Kawały o Murzynach
Pali się wieżowiec. Ludzie zebrali się na dachu. Na dole znalazł się Bohater i krzyczy, żeby skakali. Pierwsza odważna osoba skoczyła. Bohater złapał ją i postawił na ziemi. Druga osoba skoczyła. Bohater złapał ją i postawił na ziemi. Jako trzeci skacze murzyn. Bohater zwinnie się usunął, murzyn grzmotnął o ziemię. Bohater wrzeszczy:
– Ej! – ale spalonych nie rzucajcie!
Co robi murzyn na śniegu?
Rzuca się w oczy.
Czemu czarni tak się gibają?
Bo im niewygodnie na tylnych łapach.
Umiera mały murzynek i idzie do nieba.
Tam Bóg rozdaje skrzydełka.
Murzynek zadowolony mówi:
– O będę aniołkiem!
Bóg odpowiada:
– Nie, wroną.
Czemu na świecie są białe koty?
Żeby murzyn też mógł mieć pecha.
Czym się różni opona od murzyna?
Tym, że jak na oponę się włoży łańcuchy, to nie zacznie rapować.

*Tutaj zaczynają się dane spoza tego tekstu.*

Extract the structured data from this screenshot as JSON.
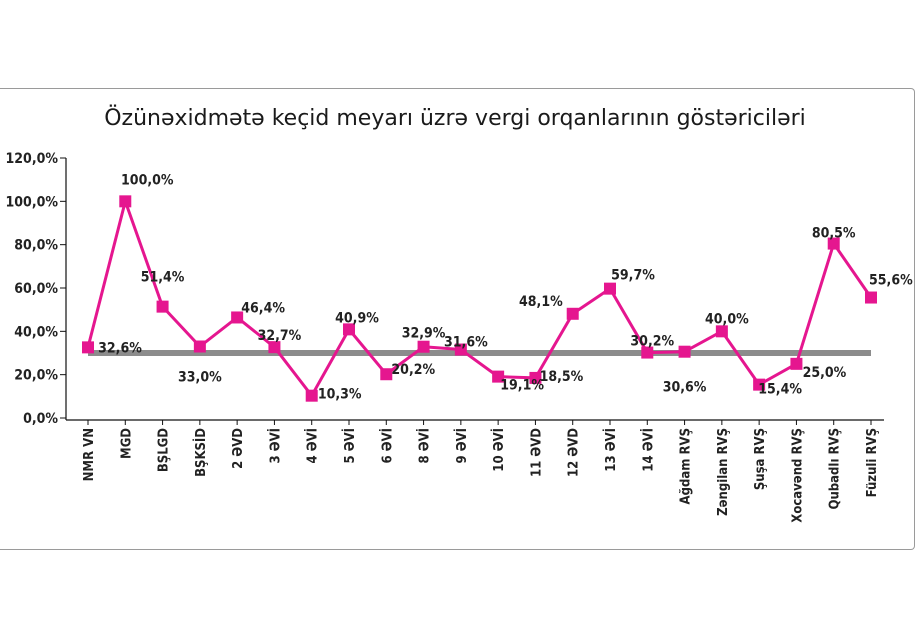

Idzie murzyn przez pustynię i spotyka wróżkę, która mówi:
– Ja napijesz się tej wody to staniesz się biały.
– Super
I wypił wodę.
Wraca do wioski, i idzie do ojca:
– Ojcze, ojcze jestem biały!
– Synek nie mam czasu idź do mamy.
Idzie do mamy:
– Mamo, mamo jestem biały!
– Synku nie mam czasu pogadaj z siostrą.
Idzie do siostry:
– Siostro, siostro jestem biały!
– Nie mam teraz czasu, idź sobie.
Zdenerwowany murzyn mówi:
Ku**a pół godziny jestem biały i już wkur**ają mnie te czarnuchy!

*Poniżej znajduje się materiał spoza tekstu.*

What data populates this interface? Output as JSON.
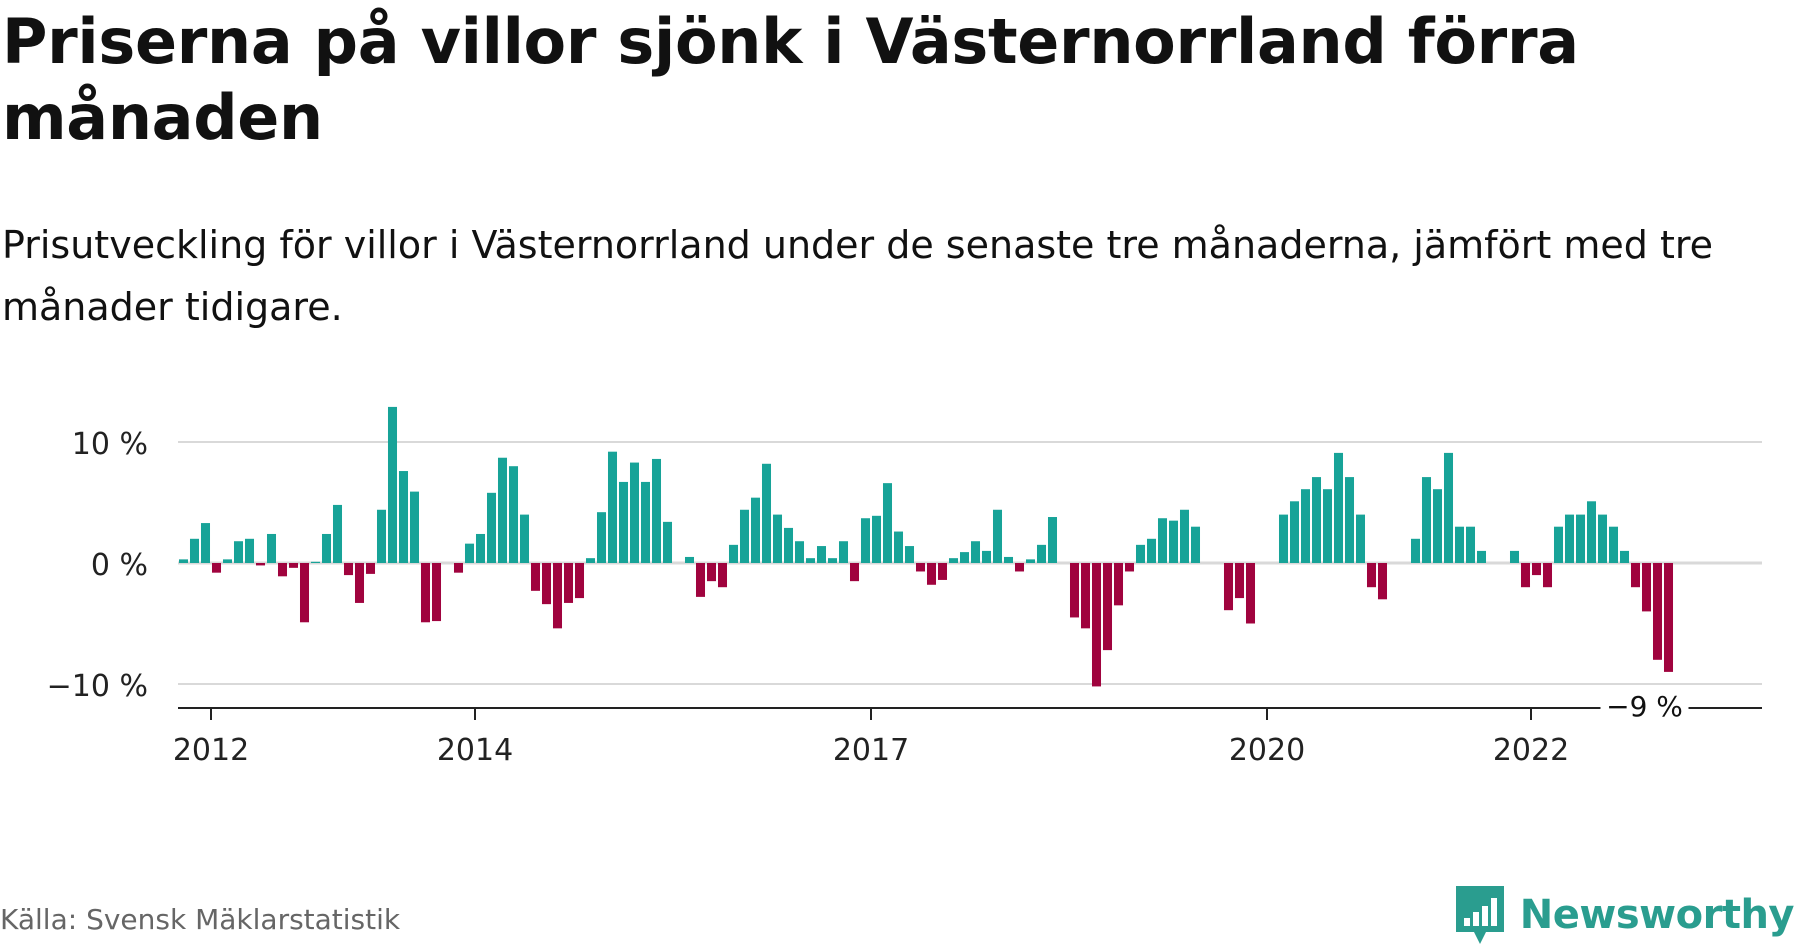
{
  "title": "Priserna på villor sjönk i Västernorrland förra månaden",
  "subtitle": "Prisutveckling för villor i Västernorrland under de senaste tre månaderna, jämfört med tre månader tidigare.",
  "source": "Källa: Svensk Mäklarstatistik",
  "brand": {
    "name": "Newsworthy",
    "logo_icon": "bar-chart-speech-bubble-icon",
    "color": "#2a9d8f"
  },
  "colors": {
    "positive": "#17a398",
    "negative": "#a0033e",
    "grid": "#d9d9d9",
    "axis": "#222222"
  },
  "chart_data": {
    "type": "bar",
    "x_start": "2011-10",
    "x_interval": "month",
    "xlim": [
      "2011-10",
      "2023-10"
    ],
    "ylim": [
      -12,
      13
    ],
    "y_unit": "%",
    "y_ticks": [
      {
        "value": 10,
        "label": "10 %"
      },
      {
        "value": 0,
        "label": "0 %"
      },
      {
        "value": -10,
        "label": "−10 %"
      }
    ],
    "x_ticks": [
      {
        "month": "2012-01",
        "label": "2012"
      },
      {
        "month": "2014-01",
        "label": "2014"
      },
      {
        "month": "2017-01",
        "label": "2017"
      },
      {
        "month": "2020-01",
        "label": "2020"
      },
      {
        "month": "2022-01",
        "label": "2022"
      }
    ],
    "grid": true,
    "last_value_label": "−9 %",
    "values": [
      0.3,
      2.0,
      3.3,
      -0.8,
      0.3,
      1.8,
      2.0,
      -0.2,
      2.4,
      -1.1,
      -0.4,
      -4.9,
      0.1,
      2.4,
      4.8,
      -1.0,
      -3.3,
      -0.9,
      4.4,
      12.9,
      7.6,
      5.9,
      -4.9,
      -4.8,
      0.0,
      -0.8,
      1.6,
      2.4,
      5.8,
      8.7,
      8.0,
      4.0,
      -2.3,
      -3.4,
      -5.4,
      -3.3,
      -2.9,
      0.4,
      4.2,
      9.2,
      6.7,
      8.3,
      6.7,
      8.6,
      3.4,
      0.0,
      0.5,
      -2.8,
      -1.5,
      -2.0,
      1.5,
      4.4,
      5.4,
      8.2,
      4.0,
      2.9,
      1.8,
      0.4,
      1.4,
      0.4,
      1.8,
      -1.5,
      3.7,
      3.9,
      6.6,
      2.6,
      1.4,
      -0.7,
      -1.8,
      -1.4,
      0.4,
      0.9,
      1.8,
      1.0,
      4.4,
      0.5,
      -0.7,
      0.3,
      1.5,
      3.8,
      0.0,
      -4.5,
      -5.4,
      -10.2,
      -7.2,
      -3.5,
      -0.7,
      1.5,
      2.0,
      3.7,
      3.5,
      4.4,
      3.0,
      0.0,
      0.0,
      -3.9,
      -2.9,
      -5.0,
      0.0,
      0.0,
      4.0,
      5.1,
      6.1,
      7.1,
      6.1,
      9.1,
      7.1,
      4.0,
      -2.0,
      -3.0,
      0.0,
      0.0,
      2.0,
      7.1,
      6.1,
      9.1,
      3.0,
      3.0,
      1.0,
      0.0,
      0.0,
      1.0,
      -2.0,
      -1.0,
      -2.0,
      3.0,
      4.0,
      4.0,
      5.1,
      4.0,
      3.0,
      1.0,
      -2.0,
      -4.0,
      -8.0,
      -9.0
    ]
  }
}
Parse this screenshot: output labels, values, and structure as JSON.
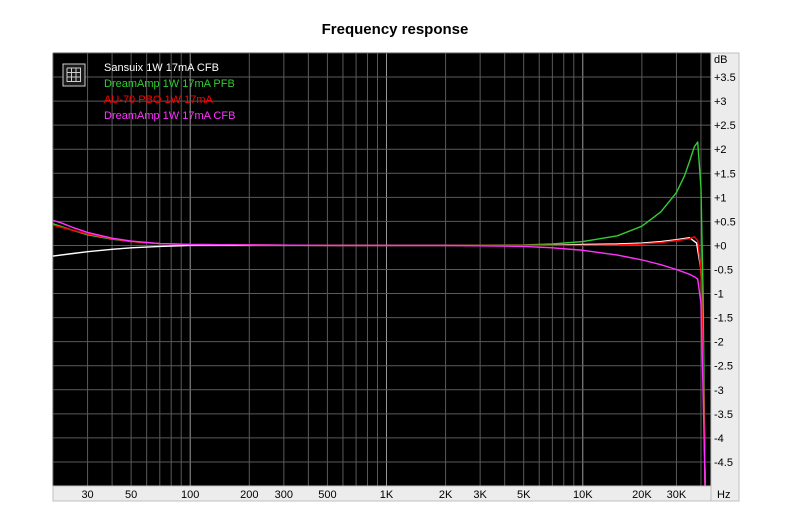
{
  "chart_data": {
    "type": "line",
    "title": "Frequency response",
    "xlabel": "Hz",
    "ylabel": "dB",
    "x_scale": "log",
    "xlim": [
      20,
      45000
    ],
    "ylim": [
      -5,
      4
    ],
    "grid": true,
    "legend_position": "top-left",
    "background": "#000000",
    "x_ticks": [
      {
        "value": 30,
        "label": "30"
      },
      {
        "value": 50,
        "label": "50"
      },
      {
        "value": 100,
        "label": "100"
      },
      {
        "value": 200,
        "label": "200"
      },
      {
        "value": 300,
        "label": "300"
      },
      {
        "value": 500,
        "label": "500"
      },
      {
        "value": 1000,
        "label": "1K"
      },
      {
        "value": 2000,
        "label": "2K"
      },
      {
        "value": 3000,
        "label": "3K"
      },
      {
        "value": 5000,
        "label": "5K"
      },
      {
        "value": 10000,
        "label": "10K"
      },
      {
        "value": 20000,
        "label": "20K"
      },
      {
        "value": 30000,
        "label": "30K"
      }
    ],
    "y_ticks": [
      {
        "value": 3.5,
        "label": "+3.5"
      },
      {
        "value": 3,
        "label": "+3"
      },
      {
        "value": 2.5,
        "label": "+2.5"
      },
      {
        "value": 2,
        "label": "+2"
      },
      {
        "value": 1.5,
        "label": "+1.5"
      },
      {
        "value": 1,
        "label": "+1"
      },
      {
        "value": 0.5,
        "label": "+0.5"
      },
      {
        "value": 0,
        "label": "+0"
      },
      {
        "value": -0.5,
        "label": "-0.5"
      },
      {
        "value": -1,
        "label": "-1"
      },
      {
        "value": -1.5,
        "label": "-1.5"
      },
      {
        "value": -2,
        "label": "-2"
      },
      {
        "value": -2.5,
        "label": "-2.5"
      },
      {
        "value": -3,
        "label": "-3"
      },
      {
        "value": -3.5,
        "label": "-3.5"
      },
      {
        "value": -4,
        "label": "-4"
      },
      {
        "value": -4.5,
        "label": "-4.5"
      }
    ],
    "series": [
      {
        "name": "Sansuix 1W 17mA CFB",
        "color": "#ffffff",
        "x": [
          20,
          25,
          30,
          40,
          50,
          70,
          100,
          200,
          500,
          1000,
          2000,
          5000,
          8000,
          10000,
          15000,
          20000,
          25000,
          30000,
          35000,
          38000,
          40000,
          41000,
          42000
        ],
        "y": [
          -0.22,
          -0.17,
          -0.13,
          -0.08,
          -0.05,
          -0.02,
          0,
          0,
          0,
          0,
          0,
          0,
          0.01,
          0.02,
          0.03,
          0.05,
          0.08,
          0.12,
          0.16,
          0.05,
          -0.5,
          -2,
          -5
        ]
      },
      {
        "name": "DreamAmp 1W 17mA PFB",
        "color": "#33cc33",
        "x": [
          20,
          25,
          30,
          40,
          50,
          70,
          100,
          200,
          500,
          1000,
          2000,
          5000,
          7000,
          10000,
          15000,
          20000,
          25000,
          30000,
          33000,
          35000,
          37000,
          38500,
          40000,
          41000,
          42000
        ],
        "y": [
          0.45,
          0.32,
          0.22,
          0.13,
          0.08,
          0.04,
          0.02,
          0.01,
          0,
          0,
          0,
          0.01,
          0.03,
          0.08,
          0.2,
          0.4,
          0.7,
          1.1,
          1.45,
          1.75,
          2.05,
          2.15,
          1.2,
          -1,
          -5
        ]
      },
      {
        "name": "AU-70 PBO 1W 17mA",
        "color": "#ff0000",
        "x": [
          20,
          25,
          30,
          40,
          50,
          70,
          100,
          200,
          500,
          1000,
          2000,
          5000,
          10000,
          15000,
          20000,
          25000,
          30000,
          35000,
          37000,
          38500,
          40000,
          41000,
          42000
        ],
        "y": [
          0.42,
          0.32,
          0.24,
          0.14,
          0.08,
          0.04,
          0.02,
          0.01,
          0,
          0,
          0,
          0,
          0,
          0.01,
          0.03,
          0.06,
          0.1,
          0.14,
          0.18,
          0.1,
          -0.5,
          -2.2,
          -5
        ]
      },
      {
        "name": "DreamAmp 1W 17mA CFB",
        "color": "#ff33ff",
        "x": [
          20,
          22,
          25,
          30,
          40,
          50,
          70,
          100,
          200,
          500,
          1000,
          2000,
          5000,
          7000,
          10000,
          15000,
          20000,
          25000,
          30000,
          35000,
          37000,
          38500,
          40000,
          41000,
          42000
        ],
        "y": [
          0.52,
          0.47,
          0.38,
          0.27,
          0.15,
          0.09,
          0.04,
          0.02,
          0.01,
          0,
          0,
          0,
          -0.02,
          -0.05,
          -0.1,
          -0.2,
          -0.3,
          -0.4,
          -0.5,
          -0.6,
          -0.65,
          -0.7,
          -1.2,
          -3,
          -5
        ]
      }
    ]
  },
  "legend_icon": "graph-window-icon"
}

W pociągu siedzi Polak i Murzyn. Polak przygląda się Murzynowi, bo nigdy wcześniej nie widział Murzyna. Chciał się dowiedzieć, skąd ten Murzyn jest i pyta:
– Bangladesz?
Murzyn nic. To Polak znów:
– Bangladesz?
Murzyn wstał, otworzył okno, wyciągnął rękę i powiedział:
– Nie bangla.
Statek zatonął a uratowali się tylko czterej faceci: Niemiec, Polak, Rusek i Murzyn.
Po długim dryfowaniu brakło im jedzenia i stwierdzili, że muszą kogoś wyrzucić.
Padło na murzyna, ale Niemiec stwierdził, że to nie fair i zarządził konkurs, kto nie odpowie na pytanie ten wylatuje. Pierwsze pytanie do Polaka:
– Kiedy zrzucono bombę na Nagasaki?
– 1945 r.
– Ok, zostajesz
Pytanie do Rosjanina:
– Ile osób zginęło?
– 60 tys.
– Ok, zostajesz.
Do Murzyna:
– Nazwiska!
Przez pustynię biegnie gromada Arabów uciekających przed Murzynem.
– Słuchaj, a właściwie dlaczego my uciekamy?
– Nie widzisz? Ten Murzyn nas goni!
– No to co? On jest sam, a nas stu.
– A bo to wiadomo, komu da w mordę?
Wchodzi murzyn do baru z gównem w ręku i mówi:
– Prawie w to wdepnąłem.
W głębinach jednego z jezior w Alabamie znaleziono ciało Murzyna.
Było całkowicie oplecione łańcuchami.
Miejscowy dziennikarz pyta szeryfa:
– Co Pan myśli o tej sprawie?
– Myślę, że to typowe dla czarnuchów z naszej okolicy.
– Chciał przepłynąć jezioro, ukradłszy więcej łańcuchów niż mógł unieść.